Bir yandan liderlik konusu üzerine yapılan araştırmalar bir yandan da liderlik konusunu teoriler bazında ele almaya yönelik yapılan çalışmalar yıllardır sürmekte olup örgütsel davranış alanında önemli bir alanı kapsamaktadır. Özellikle liderlik konusu üzerine yapılan ve uzun yıllar süren çalışmalar sonucunda çeşitli sayıda teori ve model geliştirilmiştir. Söz konusu teorileri ve modellerin her biri konuyu farklı perspektiflerden ele alarak farklı sonuçlar öne sürmüşlerdir(Rollinson, 2008:358). Liderlikle ilgili olarak literatürde yapılmış birçok sınıflandırma mevcuttur. Temel çalışma konumuz olan Modern Liderlik Teorileri (Günümüz Liderlik Teorileri) içerisinde bir yaklaşım olarak kabul edilmektedir. Ancak liderlik konusunun bütünlüğünü bozmama amacı ile geçmişten günümüze gelen liderlik yaklaşımlarına da değinilecektir.

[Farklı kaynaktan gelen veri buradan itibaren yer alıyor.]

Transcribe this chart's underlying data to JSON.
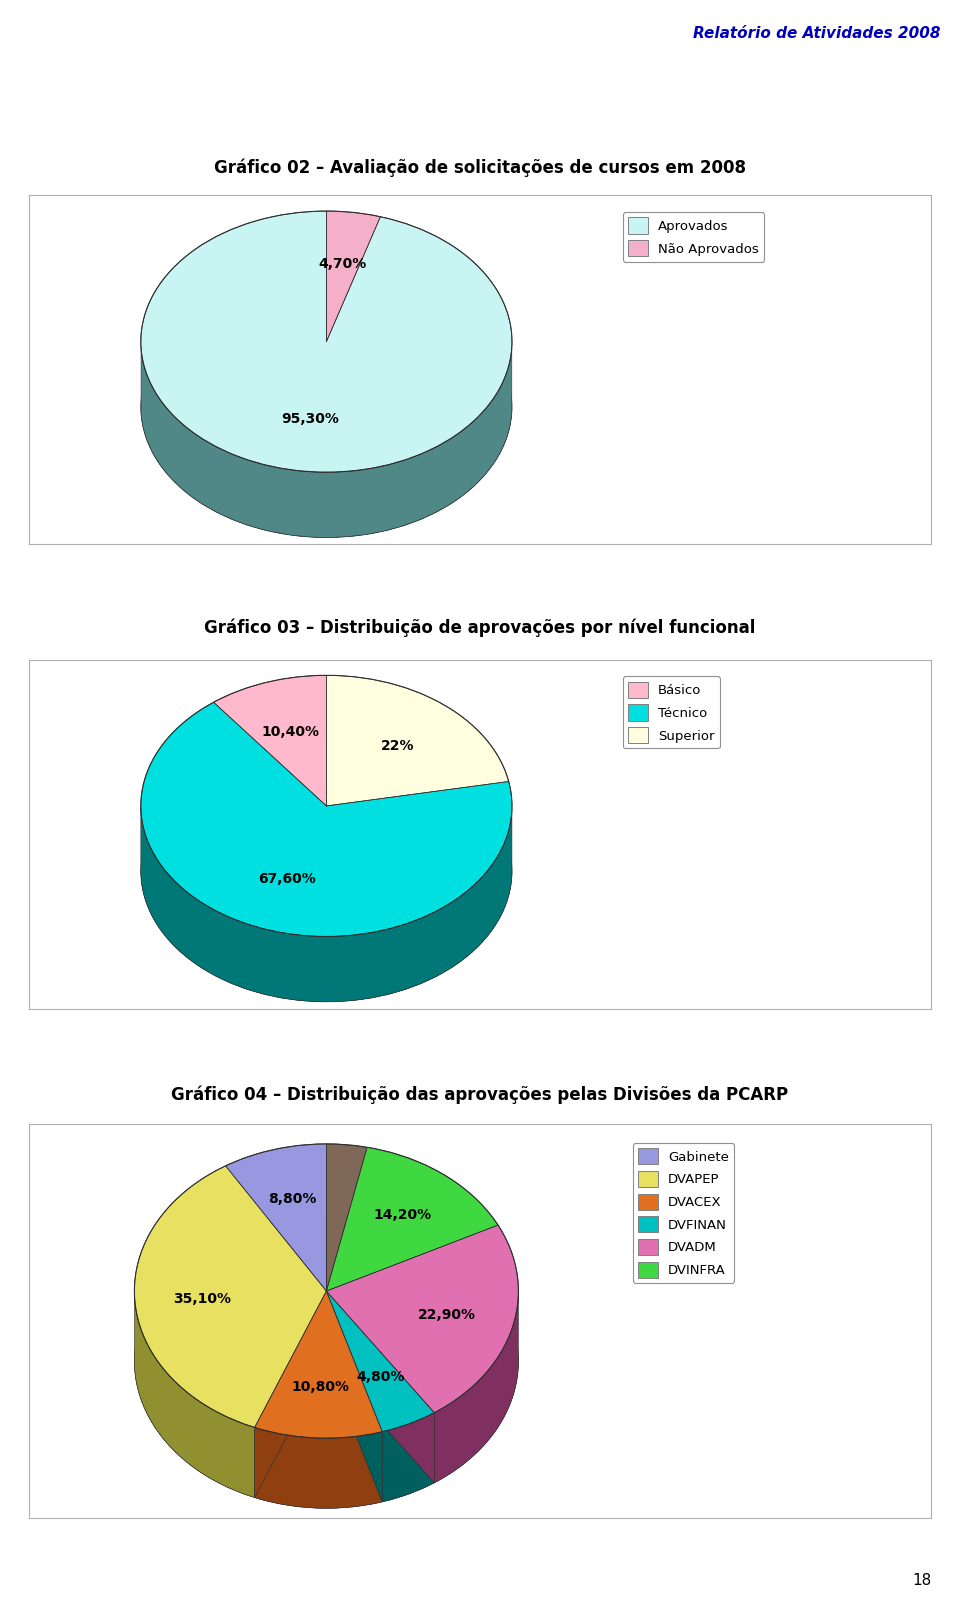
{
  "header_title": "Relatório de Atividades 2008",
  "page_number": "18",
  "background_color": "#ffffff",
  "chart1_title": "Gráfico 02 – Avaliação de solicitações de cursos em 2008",
  "chart1_slices": [
    95.3,
    4.7
  ],
  "chart1_labels": [
    "95,30%",
    "4,70%"
  ],
  "chart1_colors": [
    "#c8f4f4",
    "#f4b0c8"
  ],
  "chart1_side_colors": [
    "#508888",
    "#a06878"
  ],
  "chart1_legend": [
    "Aprovados",
    "Não Aprovados"
  ],
  "chart1_legend_colors": [
    "#c8f4f4",
    "#f4b0c8"
  ],
  "chart1_startangle": 90,
  "chart2_title": "Gráfico 03 – Distribuição de aprovações por nível funcional",
  "chart2_slices": [
    10.4,
    67.6,
    22.0
  ],
  "chart2_labels": [
    "10,40%",
    "67,60%",
    "22%"
  ],
  "chart2_colors": [
    "#ffb8cc",
    "#00e0e0",
    "#ffffe0"
  ],
  "chart2_side_colors": [
    "#a06080",
    "#007878",
    "#a0a060"
  ],
  "chart2_legend": [
    "Básico",
    "Técnico",
    "Superior"
  ],
  "chart2_legend_colors": [
    "#ffb8cc",
    "#00e0e0",
    "#ffffe0"
  ],
  "chart2_startangle": 90,
  "chart3_title": "Gráfico 04 – Distribuição das aprovações pelas Divisões da PCARP",
  "chart3_slices": [
    8.8,
    35.1,
    10.8,
    4.8,
    22.9,
    14.2,
    3.4
  ],
  "chart3_labels": [
    "8,80%",
    "35,10%",
    "10,80%",
    "4,80%",
    "22,90%",
    "14,20%",
    ""
  ],
  "chart3_colors": [
    "#9898e0",
    "#e8e060",
    "#e07020",
    "#00c0c0",
    "#e070b0",
    "#40d840",
    "#806858"
  ],
  "chart3_side_colors": [
    "#505090",
    "#909030",
    "#904010",
    "#006060",
    "#803060",
    "#208020",
    "#403428"
  ],
  "chart3_legend": [
    "Gabinete",
    "DVAPEP",
    "DVACEX",
    "DVFINAN",
    "DVADM",
    "DVINFRA"
  ],
  "chart3_legend_colors": [
    "#9898e0",
    "#e8e060",
    "#e07020",
    "#00c0c0",
    "#e070b0",
    "#40d840"
  ],
  "chart3_startangle": 90
}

Genel olarak liderlik teorilerini üç ayrı kategoride toplamak mümkündür. Bunlar (Zel, 2001:94, Çelik, 2007:7 );

Özellik ve nitelik teorileri dönemi (M.Ö.450-940’lı yıllar arası) Davranış teorileri dönemi (1940-1960 yılları arası)

Durumsallık teorileri dönemi (1960’lardan günümüze kadar olan dönem). 20’nci yüzyılın başlangıcında insanlar, karizmatik özelliklere sahip kişilerin lider olabileceğine inanıyorlardı. Ancak 1940’lardan itibaren sosyal psikologlar tarafından yapılan araştırmalar sonucunda; demokratik liderlik davranışı sergileyen liderlerin daha etkin olduğu ortaya çıkarılmıştır. Böylece büyük adam teorileri unutulmuş ve sadece özellikler yaklaşımıyla liderlik konusuna cevap bulunamadığından 1960’lı yılların sonuna kadar etkin liderin davranışı üzerinde araştırmalar yapılmıştır. 1980’lerde liderlerin davranışına durum faktörü de eklenmiştir. Liderlik konusunda bugün gelinen noktada ise yukarıda anlattığımız teorilerin hepsini içine alacak kavramsal bir çerçeve kurulamamış ve liderlerin mükemmel organizasyonlar meydana getirdikleri sonucuna varılmıştır (Rost, 1993:17). Mükemmel organizasyonlar meydana getiren liderlerin ise: Dürüstlük, enerjik olma, gibi özellikleri olduğu ve sürecin içerisinde yer alma, süreci yönlendirme, organizasyon kültürü oluşturma gibi davranışlar sergiledikleri sonucu ortaya çıkarılmıştır.

(28)

Görüldüğü üzere; bir anlamda bugünkü liderlik kavramı eskiye oranla daha karmaşık bir durumdadır. Çünkü 1980’lerde büyük adam ve davranış teorilerine sahip çıkanların eskiye oranla daha fazla olduğu görülmektedir (Rost, 1993:21).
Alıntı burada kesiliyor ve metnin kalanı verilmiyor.